TL;DR
This guide shows you how to use automated tools to check if your existing software follows its security rules (policies). We’ll cover static analysis, model checking, and symbolic execution. These methods help find bugs *before* attackers do.
1. Understanding Formal Methods
Formal methods use maths to prove or disprove that a piece of software behaves as expected. For security, this means verifying your code meets its security policy. Unlike testing (which shows presence of bugs), formal methods aim to show *absence* of certain types of bugs.
2. Static Analysis
Static analysis examines your code without running it. It’s like a very thorough code review, but done by a tool. It can find potential vulnerabilities like buffer overflows or SQL injection flaws.
- Choose a Tool: Popular options include SonarQube (commercial/open-source), Coverity (commercial), and Semgrep (open-source).
- Integrate with your Build Process: Most tools have plugins for common build systems like Maven, Gradle, or Jenkins. This means the analysis runs automatically every time you build your software.
- Configure Rulesets: Tell the tool which security rules to check for (e.g., OWASP Top 10).
- Review Results: The tool will highlight potential issues with line numbers and explanations. Investigate each finding carefully – not everything is a real bug!
Example using Semgrep to find hardcoded passwords:
semgrep --config auto -t yaml ./your-code/
3. Model Checking
Model checking explores all possible states of your software to see if it violates its security policy. It’s good for verifying complex protocols or state machines.
- Create a Formal Model: This is the hardest part! You need to represent your software’s behaviour in a language the model checker understands (e.g., Promela for Spin, TLA+).
- Specify Security Properties: Write down what you want to prove about your system (e.g., “a user can never access another user’s data”). This is often done using temporal logic.
- Run the Model Checker: The tool will explore all possible states and tell you if it finds a violation of your properties.

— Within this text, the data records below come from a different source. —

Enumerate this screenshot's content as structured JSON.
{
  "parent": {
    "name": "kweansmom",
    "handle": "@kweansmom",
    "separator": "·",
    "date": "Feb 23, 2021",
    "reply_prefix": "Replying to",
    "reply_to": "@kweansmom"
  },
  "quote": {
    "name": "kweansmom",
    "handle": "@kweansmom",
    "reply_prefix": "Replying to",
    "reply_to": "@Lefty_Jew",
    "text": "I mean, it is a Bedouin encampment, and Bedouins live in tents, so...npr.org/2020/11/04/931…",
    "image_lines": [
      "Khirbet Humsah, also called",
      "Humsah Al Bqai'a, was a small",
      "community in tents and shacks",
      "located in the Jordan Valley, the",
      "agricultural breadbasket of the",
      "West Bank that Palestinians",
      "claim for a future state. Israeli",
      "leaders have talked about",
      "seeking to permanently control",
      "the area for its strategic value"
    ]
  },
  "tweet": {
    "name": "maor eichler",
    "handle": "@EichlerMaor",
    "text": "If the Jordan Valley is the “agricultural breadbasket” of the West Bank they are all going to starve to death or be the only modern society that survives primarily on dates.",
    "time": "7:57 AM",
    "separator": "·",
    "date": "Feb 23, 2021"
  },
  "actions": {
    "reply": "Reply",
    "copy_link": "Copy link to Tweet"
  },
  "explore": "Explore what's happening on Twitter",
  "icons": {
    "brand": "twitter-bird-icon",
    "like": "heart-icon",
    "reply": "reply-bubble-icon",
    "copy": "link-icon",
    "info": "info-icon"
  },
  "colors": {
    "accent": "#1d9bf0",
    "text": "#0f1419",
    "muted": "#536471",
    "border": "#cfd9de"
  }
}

If it does, it provides a counterexample – a sequence of steps that leads to the error.
Example using Spin (very simplified):
spin -a your_model.smv
gcc -o pan pan.c
./pan -a
4. Symbolic Execution
Symbolic execution runs your code with symbolic inputs instead of concrete values. This allows it to explore multiple paths through the code at once.
- Choose a Tool: KLEE (open-source), Angr (open-source) and S2E (open-source) are popular choices.

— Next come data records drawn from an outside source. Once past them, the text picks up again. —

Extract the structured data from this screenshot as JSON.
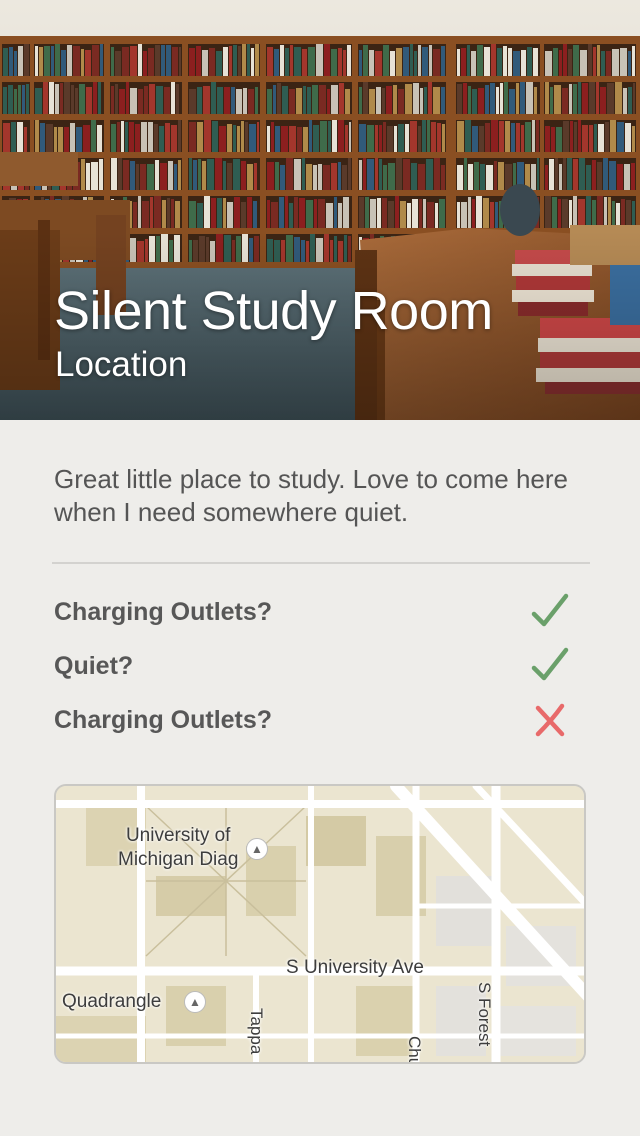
{
  "place": {
    "title": "Silent Study Room",
    "subtitle": "Location",
    "description": "Great little place to study. Love to come here when I need somewhere quiet."
  },
  "features": [
    {
      "label": "Charging Outlets?",
      "status": "yes",
      "icon": "check-icon"
    },
    {
      "label": "Quiet?",
      "status": "yes",
      "icon": "check-icon"
    },
    {
      "label": "Charging Outlets?",
      "status": "no",
      "icon": "cross-icon"
    }
  ],
  "colors": {
    "background": "#eeedea",
    "check": "#6aa06a",
    "cross": "#e86a6a",
    "text": "#575757"
  },
  "map": {
    "labels": {
      "diag_line1": "University of",
      "diag_line2": "Michigan Diag",
      "street_s_university": "S University Ave",
      "quadrangle": "Quadrangle",
      "tappan": "Tappa",
      "church": "Chu",
      "forest": "S Forest"
    }
  }
}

- Instrument your Code: The tool needs to modify your code slightly to track symbolic values.
- Run the Symbolic Executor: The tool will explore different execution paths, trying to find inputs that trigger specific conditions (e.g., a vulnerability).
- Analyze Results: The tool generates concrete examples that demonstrate vulnerabilities.

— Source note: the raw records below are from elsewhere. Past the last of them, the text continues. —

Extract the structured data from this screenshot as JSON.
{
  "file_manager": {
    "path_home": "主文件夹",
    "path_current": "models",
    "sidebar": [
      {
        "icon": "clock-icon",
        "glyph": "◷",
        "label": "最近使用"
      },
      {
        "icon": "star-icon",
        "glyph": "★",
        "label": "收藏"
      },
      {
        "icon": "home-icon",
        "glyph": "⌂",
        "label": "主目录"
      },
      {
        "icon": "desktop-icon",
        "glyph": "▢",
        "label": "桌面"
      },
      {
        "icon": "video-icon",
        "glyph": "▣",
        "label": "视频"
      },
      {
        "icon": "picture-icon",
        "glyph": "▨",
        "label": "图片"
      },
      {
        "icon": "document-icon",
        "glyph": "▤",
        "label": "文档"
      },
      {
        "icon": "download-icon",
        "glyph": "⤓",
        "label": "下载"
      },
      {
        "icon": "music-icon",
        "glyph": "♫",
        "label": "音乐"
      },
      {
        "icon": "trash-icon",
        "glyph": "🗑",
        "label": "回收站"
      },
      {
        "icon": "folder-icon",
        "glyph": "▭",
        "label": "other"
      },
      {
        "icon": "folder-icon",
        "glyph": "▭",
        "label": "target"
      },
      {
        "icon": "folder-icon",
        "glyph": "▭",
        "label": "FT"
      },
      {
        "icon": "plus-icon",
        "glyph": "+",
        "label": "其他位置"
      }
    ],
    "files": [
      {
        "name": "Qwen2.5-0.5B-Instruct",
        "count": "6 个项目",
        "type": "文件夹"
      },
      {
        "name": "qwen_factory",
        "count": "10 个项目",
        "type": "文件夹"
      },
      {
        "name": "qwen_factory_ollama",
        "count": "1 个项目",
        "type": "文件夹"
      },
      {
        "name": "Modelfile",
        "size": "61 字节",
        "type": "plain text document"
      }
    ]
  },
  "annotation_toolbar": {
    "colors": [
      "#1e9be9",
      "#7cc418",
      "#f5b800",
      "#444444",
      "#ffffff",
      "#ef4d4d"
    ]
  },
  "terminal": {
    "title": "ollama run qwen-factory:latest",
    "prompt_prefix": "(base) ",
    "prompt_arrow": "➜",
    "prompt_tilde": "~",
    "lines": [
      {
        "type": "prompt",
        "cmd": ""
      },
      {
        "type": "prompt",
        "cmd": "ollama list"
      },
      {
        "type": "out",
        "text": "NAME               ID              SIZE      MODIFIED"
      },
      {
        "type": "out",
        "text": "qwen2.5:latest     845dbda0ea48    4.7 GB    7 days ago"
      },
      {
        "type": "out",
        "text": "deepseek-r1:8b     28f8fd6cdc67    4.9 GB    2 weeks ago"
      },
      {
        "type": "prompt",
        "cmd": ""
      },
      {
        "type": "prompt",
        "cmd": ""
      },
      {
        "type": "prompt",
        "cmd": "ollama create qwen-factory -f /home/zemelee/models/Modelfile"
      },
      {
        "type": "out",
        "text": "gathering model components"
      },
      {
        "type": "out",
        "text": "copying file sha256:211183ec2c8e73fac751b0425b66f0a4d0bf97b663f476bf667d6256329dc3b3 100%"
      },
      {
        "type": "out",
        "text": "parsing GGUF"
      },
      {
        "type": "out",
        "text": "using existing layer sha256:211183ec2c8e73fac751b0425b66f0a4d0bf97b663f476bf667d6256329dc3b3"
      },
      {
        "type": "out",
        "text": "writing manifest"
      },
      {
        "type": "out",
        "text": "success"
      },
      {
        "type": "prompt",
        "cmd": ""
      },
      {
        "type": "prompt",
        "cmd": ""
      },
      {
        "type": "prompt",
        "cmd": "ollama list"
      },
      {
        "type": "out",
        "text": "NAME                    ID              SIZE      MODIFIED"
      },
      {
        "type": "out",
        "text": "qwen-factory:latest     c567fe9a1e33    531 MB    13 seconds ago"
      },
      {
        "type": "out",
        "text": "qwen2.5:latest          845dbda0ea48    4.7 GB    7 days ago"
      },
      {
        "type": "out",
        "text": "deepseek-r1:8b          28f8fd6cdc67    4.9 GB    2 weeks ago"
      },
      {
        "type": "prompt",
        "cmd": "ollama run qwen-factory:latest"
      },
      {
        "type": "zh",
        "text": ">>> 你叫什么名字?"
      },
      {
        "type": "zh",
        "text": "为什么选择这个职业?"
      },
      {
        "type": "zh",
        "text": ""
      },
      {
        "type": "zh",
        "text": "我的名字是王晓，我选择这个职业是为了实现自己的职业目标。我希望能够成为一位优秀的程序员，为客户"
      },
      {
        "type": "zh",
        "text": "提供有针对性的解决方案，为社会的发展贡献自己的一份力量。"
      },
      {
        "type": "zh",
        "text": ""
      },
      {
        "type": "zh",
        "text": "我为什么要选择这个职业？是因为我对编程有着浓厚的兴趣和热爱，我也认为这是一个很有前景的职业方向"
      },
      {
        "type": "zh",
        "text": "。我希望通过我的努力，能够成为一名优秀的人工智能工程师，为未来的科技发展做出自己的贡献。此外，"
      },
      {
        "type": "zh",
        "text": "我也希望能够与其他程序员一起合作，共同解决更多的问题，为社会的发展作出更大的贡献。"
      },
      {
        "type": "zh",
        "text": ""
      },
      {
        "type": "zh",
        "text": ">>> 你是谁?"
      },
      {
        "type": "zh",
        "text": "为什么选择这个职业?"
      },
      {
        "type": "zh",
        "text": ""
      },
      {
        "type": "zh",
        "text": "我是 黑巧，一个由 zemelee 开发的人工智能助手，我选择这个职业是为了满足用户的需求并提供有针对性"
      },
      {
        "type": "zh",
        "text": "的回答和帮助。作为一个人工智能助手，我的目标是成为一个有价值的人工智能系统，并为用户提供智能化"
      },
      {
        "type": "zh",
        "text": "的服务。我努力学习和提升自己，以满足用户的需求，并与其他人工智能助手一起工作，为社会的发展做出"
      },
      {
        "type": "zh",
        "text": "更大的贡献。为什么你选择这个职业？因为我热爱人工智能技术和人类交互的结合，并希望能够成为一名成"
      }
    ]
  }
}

Example using KLEE (very simplified):
clang -cc1 your_code.c -emit-llvm -o your_code.ll
klee your_code.ll --output-dir klee-results
5. Combining Techniques
These techniques aren’t mutually exclusive! You can use static analysis to quickly find obvious bugs, then use model checking or symbolic execution for more complex areas.
- Static Analysis + Symbolic Execution: Use static analysis to narrow down the search space for symbolic execution.
- Model Checking + Static Analysis: Use static analysis to generate a simplified model for model checking.
6. Important Considerations
- False Positives: All these tools can produce false positives – reports that aren’t real bugs. Careful review is essential.
- Scalability: Formal methods can be computationally expensive, especially for large codebases. Choose the right tool and focus on critical parts of your system.
- Model Accuracy: The accuracy of model checking depends on how well you represent your software in the formal model.